A popular belief is that Georgetown is the only institution that was allowed to have a seal that is so similar to the U.S. government’s seal because Healy became the temporary Capitol of the nation in 1812 when the White House and Capitol building were burned. The seal’s design actually goes back to 1798, however, and was created by the university’s third president, Frenchman Fr. William Louis DuBourg. Curran has heard some say the Constitution and Declaration of Independence were kept in a tabernacle in the university’s chapel during the war.

“None of this is really true,” he said. “The town of Georgetown was putting pressure on the university to offer school buildings to the U.S. government. … The president of GU reluctantly made an offer to the government, which still didn’t have a home. The government thanked them but declined.”

The Cannons
The cannons that flank one of the entrances to Healy have the most fascinating history of all the building’s features. They were first put on display in 1889 for Georgetown’s centennial celebration and came from St. Mary’s City, Md. Fr. Joseph Carbery, S.J., helped find and excavate six cannons early in the 19th century, two of which are on campus. The cannons were originally standing at an old 17th-century fort, and Curran found that the cannons’ provenance has been traced back to a 1600s London gunsmith’s shop. “It’s possible that the guns could have come over on the Arc,” he said, citing the more heavily armed and larger of the first two ships that brought settlers across the Atlantic to Maryland in 1634.

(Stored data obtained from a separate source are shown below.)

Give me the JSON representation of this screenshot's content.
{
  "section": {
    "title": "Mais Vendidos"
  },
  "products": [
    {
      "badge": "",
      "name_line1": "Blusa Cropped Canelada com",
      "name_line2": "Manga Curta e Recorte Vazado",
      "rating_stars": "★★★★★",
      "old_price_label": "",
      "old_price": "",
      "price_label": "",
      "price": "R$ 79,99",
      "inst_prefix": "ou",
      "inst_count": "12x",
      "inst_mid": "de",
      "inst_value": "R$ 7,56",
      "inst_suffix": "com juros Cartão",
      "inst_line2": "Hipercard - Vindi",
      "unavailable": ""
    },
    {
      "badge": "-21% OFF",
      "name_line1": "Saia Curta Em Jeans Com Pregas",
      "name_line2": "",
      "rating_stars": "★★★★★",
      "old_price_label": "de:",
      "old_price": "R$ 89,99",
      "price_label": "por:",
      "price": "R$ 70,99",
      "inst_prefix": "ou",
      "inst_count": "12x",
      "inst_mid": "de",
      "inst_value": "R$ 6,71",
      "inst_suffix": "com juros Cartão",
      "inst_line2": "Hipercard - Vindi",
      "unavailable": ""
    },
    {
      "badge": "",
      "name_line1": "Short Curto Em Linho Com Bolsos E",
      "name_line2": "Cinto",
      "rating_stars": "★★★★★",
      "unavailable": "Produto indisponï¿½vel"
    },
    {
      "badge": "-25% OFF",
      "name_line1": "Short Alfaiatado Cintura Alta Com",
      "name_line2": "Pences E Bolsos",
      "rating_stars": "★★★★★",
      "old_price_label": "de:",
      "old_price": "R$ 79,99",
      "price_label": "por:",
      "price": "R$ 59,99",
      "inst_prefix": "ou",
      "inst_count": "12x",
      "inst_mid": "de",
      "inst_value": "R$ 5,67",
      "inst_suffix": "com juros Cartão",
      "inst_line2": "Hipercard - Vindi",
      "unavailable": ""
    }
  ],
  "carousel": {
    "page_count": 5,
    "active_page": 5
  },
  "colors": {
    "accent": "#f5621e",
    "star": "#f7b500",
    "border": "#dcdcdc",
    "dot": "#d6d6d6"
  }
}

They were not purposefully installed to be pointing in the direction of the Capitol building, but Curran said that “in the 1920s, a senator from Alabama gave an anti-Catholic speech, during which he said, ‘At this very moment there are guns pointed at this very Capitol by a Catholic school.’”

The Pub
Ask alumni who graduated before the 1990s about Healy Hall, and they will tell you that the Leavey Center pales in comparison to Hoyas’ former hangout spot. The basement of Healy, where the Office of Financial Aid is located today, used to house a student center, a cafe and a pub. The pub was shut down shortly after the university responded to the drinking age change in 1987 and the pub was forced to “go dry” one night a week, losing money. The basement space, including the Center Café, was closed and converted after the Leavey Center opened.

The Future
Today, Healy Hall sees speakers, religious services and student events in Gaston Hall; it plays host to the Philodemic Society’s special events in Riggs Library, houses the administration and campus ministry offices as well as classrooms, meeting spaces and research organizations. It also houses the classics department, the Kennedy Institute of Ethics and the National Reference Center for Bioethics Literature.

And what of Healy hi-jinks? Hartman believes there is no way graduating classes after the 1990s would behave as previous generations did.

“I think they’re too scared of following rules, and are less rebellious and behave better than students in the ’60s and ’70s,” she said. “Today everyone concentrates on getting that GPA a little higher, or scoring that internship or getting into law school.”

Though Hoyas today may not be as adventurous as those of decades past, the legends of Healy Hall still live on. Students continue to sneak into the tunnels in the wee hours of the morning, hatch and abandon plots to steal the hands from the Healy clock tower and sidestep the seal — Georgetown’s welcome mat — every time they pass through Healy Hall. The enduring rumors and mystique that surround this monumental structure will perpetuate Georgetown’s culture and history for years to come.